Untruth and consequences – the cost of misleading consumers about their rights

By Deborah Polites, Chris McLeod, Rebecca Lobb
19 Sep 2019
A "per contravention" penalty at this level is a sobering reminder that there is no tolerance for misleading consumers as to their rights under the statutory consumer guarantees.

The Federal Court has ordered LG to pay a penalty of $80,000 per consumer for making misleading representations to two consumers about their rights under the Australian Consumer Law (ACL). While the case involved only two instances of misleading conduct, it sets a benchmark for a high "per contravention" penalty that could have very significant ramifications in cases where the conduct involves greater numbers of consumers (Australian Competition and Consumer Commission v LG Electronics Australia [2019] FCA 1456).

The penalty arose from an ACCC action against LG that originally involved 41 instances of alleged misleading statements by LG to consumers, repairers and retailers. Following a hearing in the Federal Court and subsequent appeal to the Full Court, the Full Court's finding was that LG had engaged in misleading or deceptive conduct in only two cases. The case was then remitted to the trial Judge, Justice Middleton, to set the level of the pecuniary penalty.

The two consumers believed they had purchased faulty televisions. In phone conversations with the consumers, LG representatives implied that consumers' rights under LG's manufacturer's warranties were the only rights the consumers had if their televisions were faulty. In fact, consumers also have rights under the statutory consumer guarantees in the ACL in a number of situations, including if products are defective. In the case of a "major failure" in the product (as defined in the ACL) those rights include the right to receive a refund or replacement product.

As a result, statements by LG representatives implying that there was nothing further that could be done outside the terms of the manufacturer's warranty were misleading. The ACL specifically provides that it is a contravention to make a false or misleading statement about consumers' rights, including about their rights under the statutory consumer guarantees.

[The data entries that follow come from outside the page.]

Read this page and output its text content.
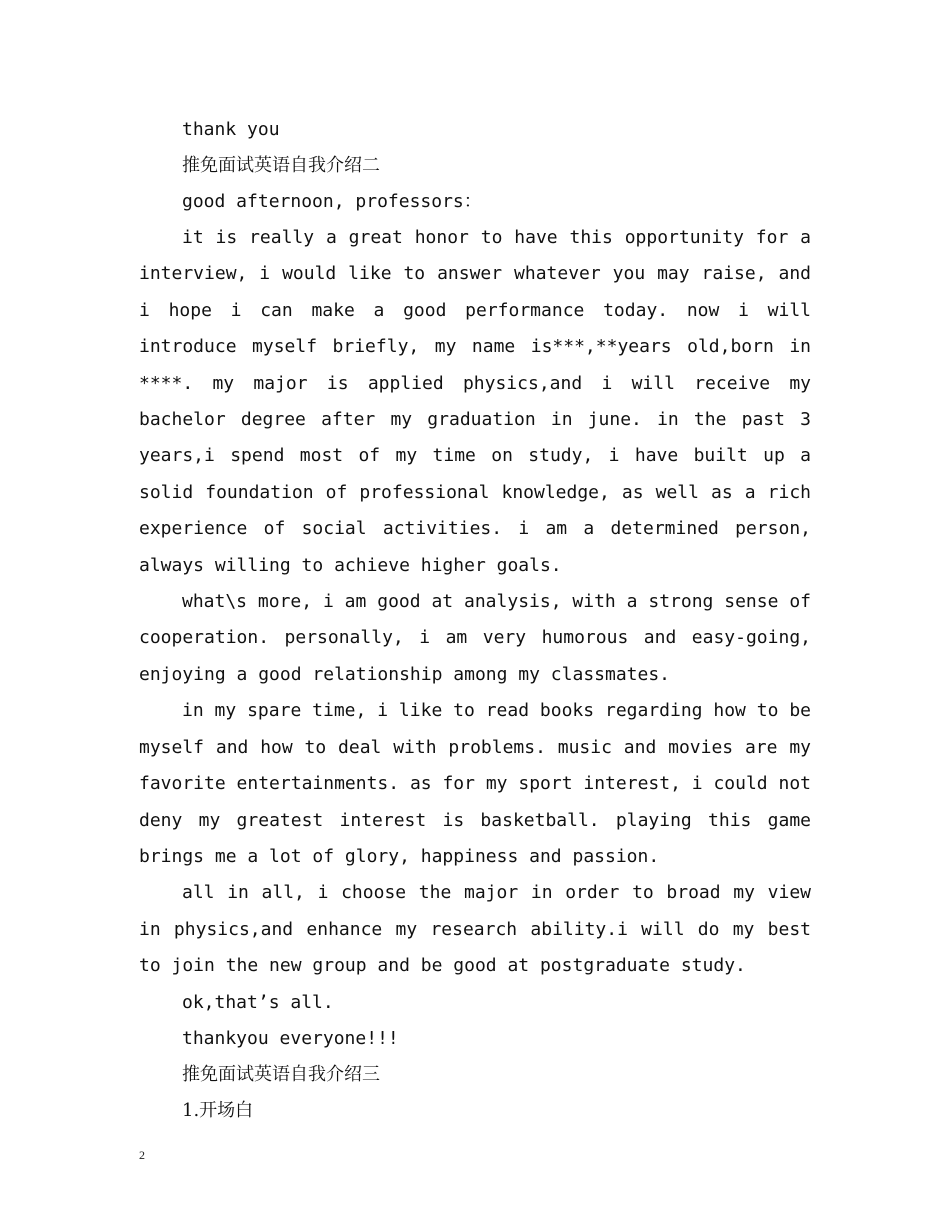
thank you

推免面试英语自我介绍二

good afternoon, professors：

it is really a great honor to have this opportunity for a interview, i would like to answer whatever you may raise, and i hope i can make a good performance today. now i will introduce myself briefly, my name is***,**years old,born in ****. my major is applied physics,and i will receive my bachelor degree after my graduation in june. in the past 3 years,i spend most of my time on study, i have built up a solid foundation of professional knowledge, as well as a rich experience of social activities. i am a determined person, always willing to achieve higher goals.

what\s more, i am good at analysis, with a strong sense of cooperation. personally, i am very humorous and easy-going, enjoying a good relationship among my classmates.

in my spare time, i like to read books regarding how to be myself and how to deal with problems. music and movies are my favorite entertainments. as for my sport interest, i could not deny my greatest interest is basketball. playing this game brings me a lot of glory, happiness and passion.

all in all, i choose the major in order to broad my view in physics,and enhance my research ability.i will do my best to join the new group and be good at postgraduate study.

ok,that’s all.

thankyou everyone!!!

推免面试英语自我介绍三

1.开场白

2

Notably, the ACCC did not assert that LG had engaged in a systematic course of conduct involving contravention of the ACL. However, the ACCC did suggest that the two examples suggested that the process of training new call centre staff was evidently ineffective. The Judge concluded that the two contraventions were "relatively isolated instances; they were cases of understandable human error that took place in a call centre that received thousands of calls every month and in the context of a complex legal regime".

In setting the penalty at $80,000 per contravention, the Judge took into account a number of factors that tended to mitigate LG's conduct:

  • LG had internal policies designed to ensure that the requirements of the ACL were followed when dealing with customer complaints;
  • LG's customer service training and processes were considered adequate;
  • the contravening statements were made by low-level customer service agents in contravention of LG's internal policies and procedures and so were not authorised by senior LG personnel;
  • LG was able to demonstrate that it had regard to its obligations under the ACL and provided adequate staff training and had implemented appropriate ACL compliance policies and procedures;
  • there was no proof of misleading conduct involving many products, or over an extended period or territorial area;
  • there was no evidence of any earnings to LG as a result of the contraventions;
  • the customers involved understood their rights were not, in fact, misled;
  • the customers did not suffer loss or damage as a result of the contraventions; and
  • earlier instances of non-compliance by LG were very different to the misleading conduct being considered and were therefore not relevant.

The Judge also noted that pecuniary penalties are not to be imposed at a higher rate than is otherwise appropriate simply because a company has significant financial resources, and that pecuniary penalties for a relatively minor contravention should not be set so high as to make it seem impossible for a compliance programme ever to be effective.

In setting a penalty of $80,000 for each of the two contraventions, the Judge appears to have been mindful of the overall penalty that would be imposed – a comparatively modest one, by comparison to penalties that have amounted to millions of dollars for more widespread contravening conduct. Nevertheless, a "per contravention" penalty at this level is a sobering reminder that there is no tolerance for misleading consumers as to their rights under the statutory consumer guarantees.

The penalty represents a baseline penalty for a relatively minor contravention of the ACL in the presence of many mitigating factors – at a level that could result in a very high total penalty if applied in a case involving a larger number of contraventions. The ACCC has commented that the case is "a reminder that making misleading statements about consumer guarantee rights, even to only one or two consumers, can result in penalties being imposed". The ACCC can be expected to continue its pursuit of such cases, particularly in the context of the interaction between manufacturer's warranties, "extended warranties" and the statutory consumer guarantees, and to seek high penalties.